床から赤い輪が立ち上がる。音は小さい。耳の奥で鈴を振るような、乾いた気配だけ。
「潜れ」相棒が言う。身体が先に反応した。
横へ、ひとつ。赤の縁が足首を撫で、熱が頬をかすめる。
間髪、置かれた静寂が不自然だった。
——来る。
二発目──白の刃
獣の胸が一瞬、収縮する。赤が吸い込まれ、中心に針のような白が走る。
その白は合図だ。音が遅れてやってくる。
踵で一歩、砂を切って、もう一度潜る。爆ぜた風が背を押し、マントが空にほどけた。
「二段だ。覚えろ、赤→収縮→白閃」
「言うのは簡単なんだよな」
「見るのも、な」
火を食う
間合いを計りながら、鋼の刃で一太刀。
手応えは軽い。獣は痛みを学ぶより早く、火を求めて吸い込む。床のひびから赤が集まり、外殻の裂け目に濃い熱が流れ込む。
回復の色だ。
「火はやるなって言ったろ」
「こっちはやってない。あっちが勝手に吸う」
「だから中距離維持。遠距離で削れ」
「了解」
矢を番える。弦が鳴り、矢羽が赤の呼吸に逆らって飛ぶ。
距離。距離。距離。
突進の影が見えた瞬間、横に滑る。獣の爪が砂を穿ち、石片が耳を打った。
視界の端で、赤がまた満ちる。
爆発のリズム
一度目は呼吸。二度目は心臓。
それを身体に刻みつける。
赤が広がる。外へ。
収縮。白閃。もう一度。
——刃が届く。欲張らず、一突き。退く。
獣の尾が床を掃き、扇状の火花が散る。
踏み込み、退き、また踏み込む。
遠距離に切り替える。
火はやるな。火はやるな。
頭の中で唱え続ける。
終盤──突進と背面の罠
獣が細く鳴いた。殻の内側で赤が高速に脈打つ。
突進。砂が波になる。
身をひねって躱すと、背中に冷たい悪寒が降りた。
振り返る薙ぎ。
読めていたのに、遅い。
頬をかすめた熱に涙が滲む。
「背面密着はするな。斜め後ろで一拍置け」
「了解」
斜めに抜け、息を整える。
赤→収縮→白閃。
もう一度潜り、刃を押し込む。
獣の鳴きが短くなる。脈が崩れる。
赤が完全に引き、外殻が透明に近づいた。
最後の白
——静かだ。
音がすべて吸い込まれたように、世界が薄くなる。
収縮が来る。白が走る。
潜る。半歩。潜る。
それは今夜で何度目かも覚えていない手順だった。
刃が中心に届く。
白がほどけて、赤が霧になる。
獣は、一拍遅れて崩れた。
「終わった」
「よく見えたな」
「見えたさ。何度も燃えかけたからな」
床に残る白い筋は、二度鳴る心臓の跡に見えた。
火は甘い匂いのまま、ようやく静かになった。
戦利品
- 武器:ルスタオン
- ピクトス:エナジャイズパリィ
- 素材:クロマカタリスト ほか
🧩 解説(短縮メモ)
- 炎吸収=回復:火属性や炎上DoTは与えない。非火(物理/氷/雷)で構成。
- 二段爆発:赤円(1発目)→一拍の収縮→白閃(2発目)。回避はロール→半歩→ロールの二拍子。

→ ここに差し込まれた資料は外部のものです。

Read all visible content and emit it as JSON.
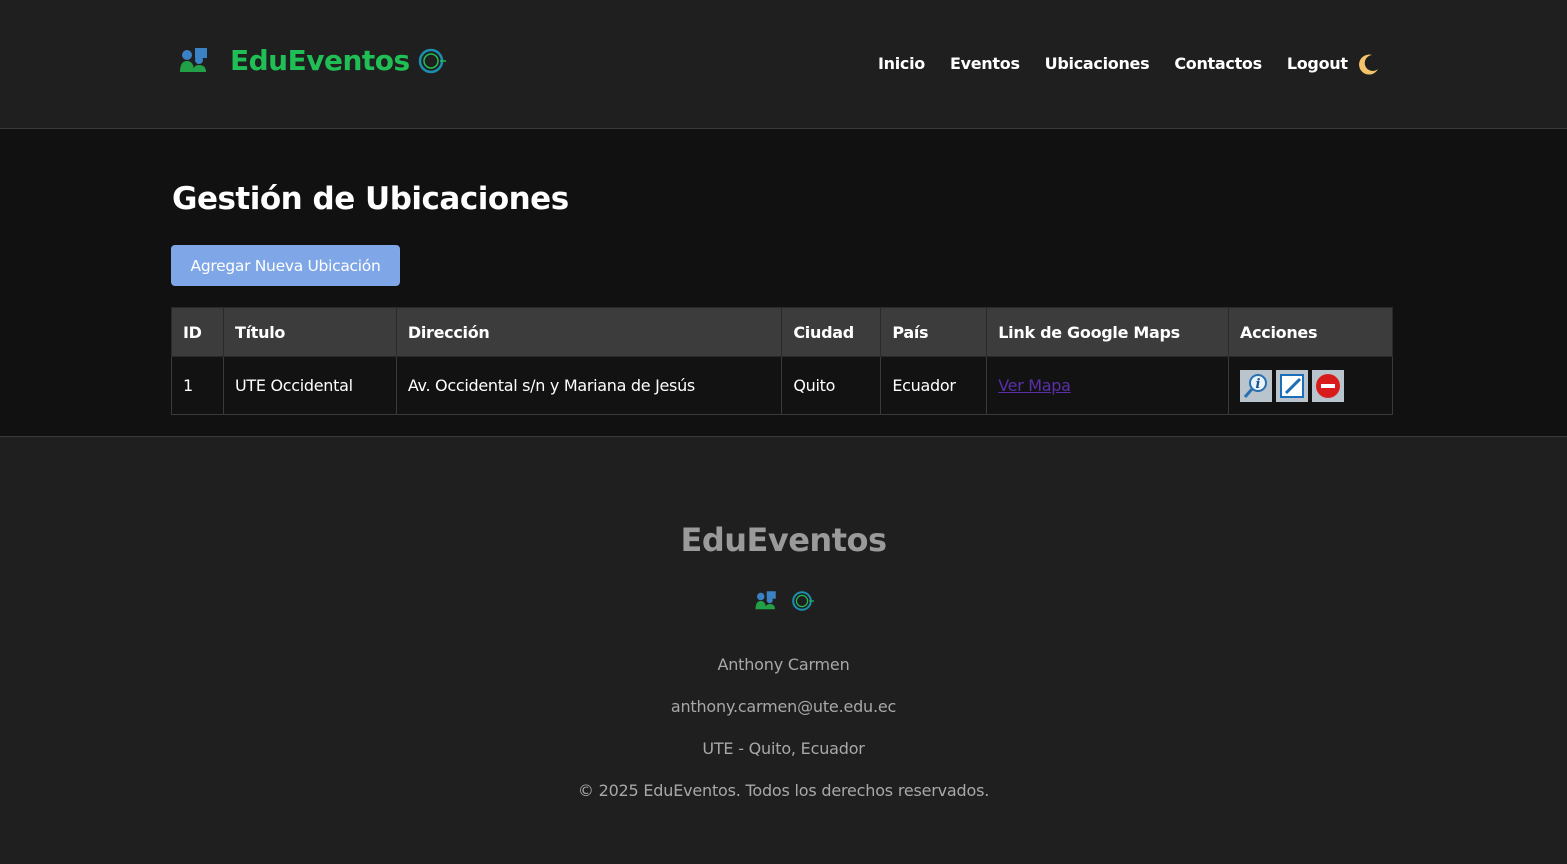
{
  "header": {
    "brand": "EduEventos",
    "nav": [
      "Inicio",
      "Eventos",
      "Ubicaciones",
      "Contactos",
      "Logout"
    ],
    "theme_icon": "moon-icon"
  },
  "main": {
    "title": "Gestión de Ubicaciones",
    "add_button": "Agregar Nueva Ubicación",
    "table": {
      "headers": [
        "ID",
        "Título",
        "Dirección",
        "Ciudad",
        "País",
        "Link de Google Maps",
        "Acciones"
      ],
      "rows": [
        {
          "id": "1",
          "titulo": "UTE Occidental",
          "direccion": "Av. Occidental s/n y Mariana de Jesús",
          "ciudad": "Quito",
          "pais": "Ecuador",
          "link": "Ver Mapa",
          "actions": [
            "view-icon",
            "edit-icon",
            "delete-icon"
          ]
        }
      ]
    }
  },
  "footer": {
    "title": "EduEventos",
    "author": "Anthony Carmen",
    "email": "anthony.carmen@ute.edu.ec",
    "location": "UTE - Quito, Ecuador",
    "copyright": "© 2025 EduEventos. Todos los derechos reservados."
  },
  "colors": {
    "brand": "#1fbf55",
    "button": "#7fa6e6",
    "link": "#5a2fa8"
  }
}
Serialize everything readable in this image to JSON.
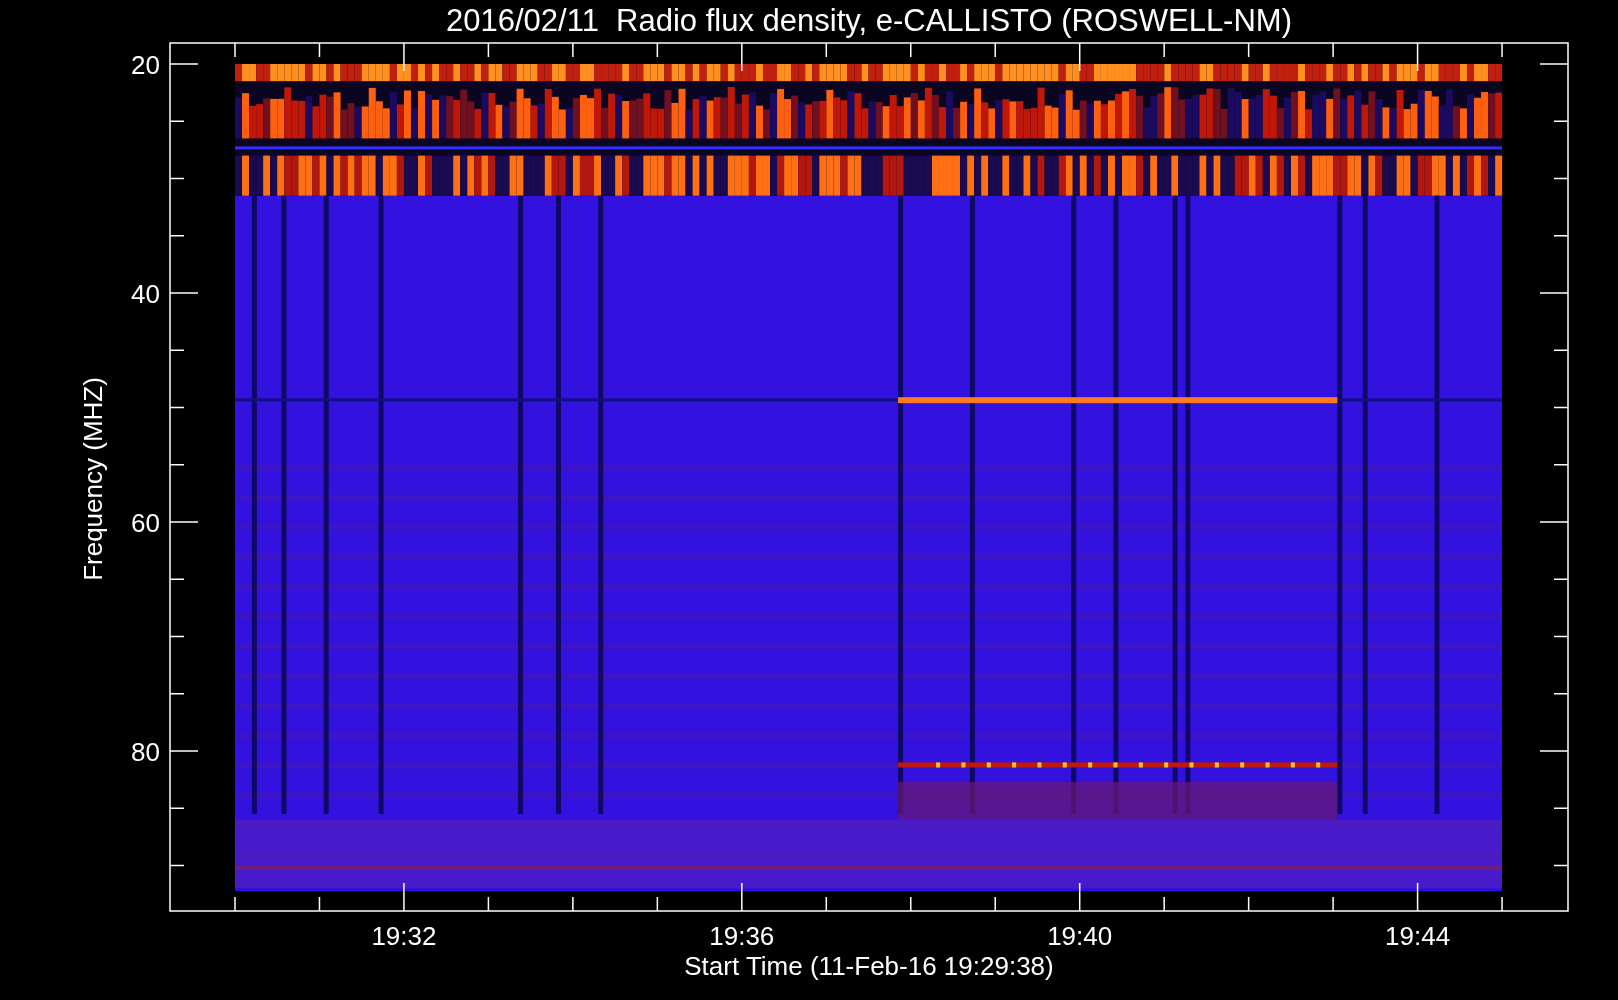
{
  "title": "2016/02/11  Radio flux density, e-CALLISTO (ROSWELL-NM)",
  "y_axis": {
    "label": "Frequency (MHZ)",
    "ticks": [
      "20",
      "40",
      "60",
      "80"
    ]
  },
  "x_axis": {
    "label": "Start Time (11-Feb-16 19:29:38)",
    "ticks": [
      "19:32",
      "19:36",
      "19:40",
      "19:44"
    ]
  }
}
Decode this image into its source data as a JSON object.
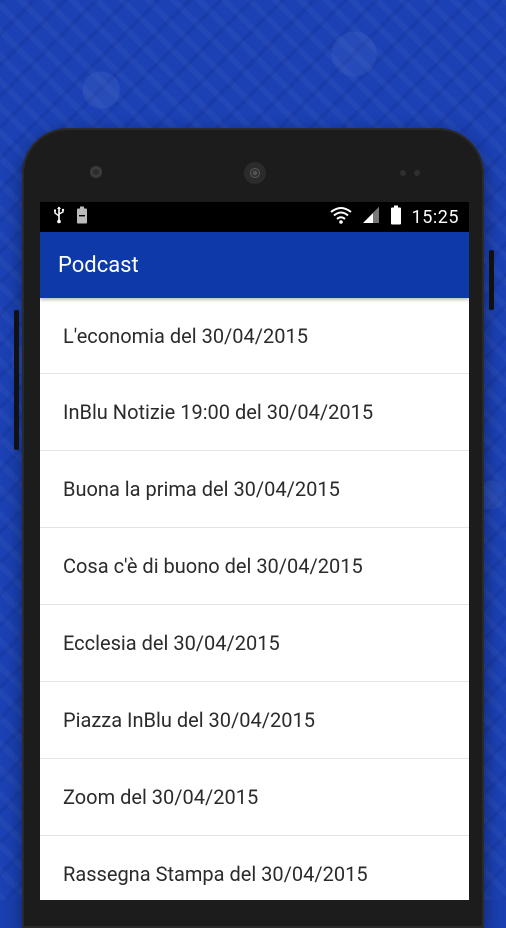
{
  "status_bar": {
    "time": "15:25",
    "icons": [
      "usb-icon",
      "battery-saver-icon",
      "wifi-icon",
      "signal-icon",
      "battery-icon"
    ]
  },
  "app_bar": {
    "title": "Podcast",
    "color": "#0d3aa8"
  },
  "podcasts": [
    {
      "title": "L'economia del 30/04/2015"
    },
    {
      "title": "InBlu Notizie 19:00 del 30/04/2015"
    },
    {
      "title": "Buona la prima del 30/04/2015"
    },
    {
      "title": "Cosa c'è di buono del 30/04/2015"
    },
    {
      "title": "Ecclesia del 30/04/2015"
    },
    {
      "title": "Piazza InBlu del 30/04/2015"
    },
    {
      "title": "Zoom del 30/04/2015"
    },
    {
      "title": "Rassegna Stampa del 30/04/2015"
    }
  ]
}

- 中距離維持:至近は視認不能になりがち。遠距離サブで吸収中も小刻みに削る。
- 終盤の罠:突進後の背面薙ぎあり。回避後に斜め後ろで一拍置いてから差し込む。
- 練習法:爆発は「1発目だけ回避×10」→「2発目だけ回避×10」→「連続×10」で体に刻む。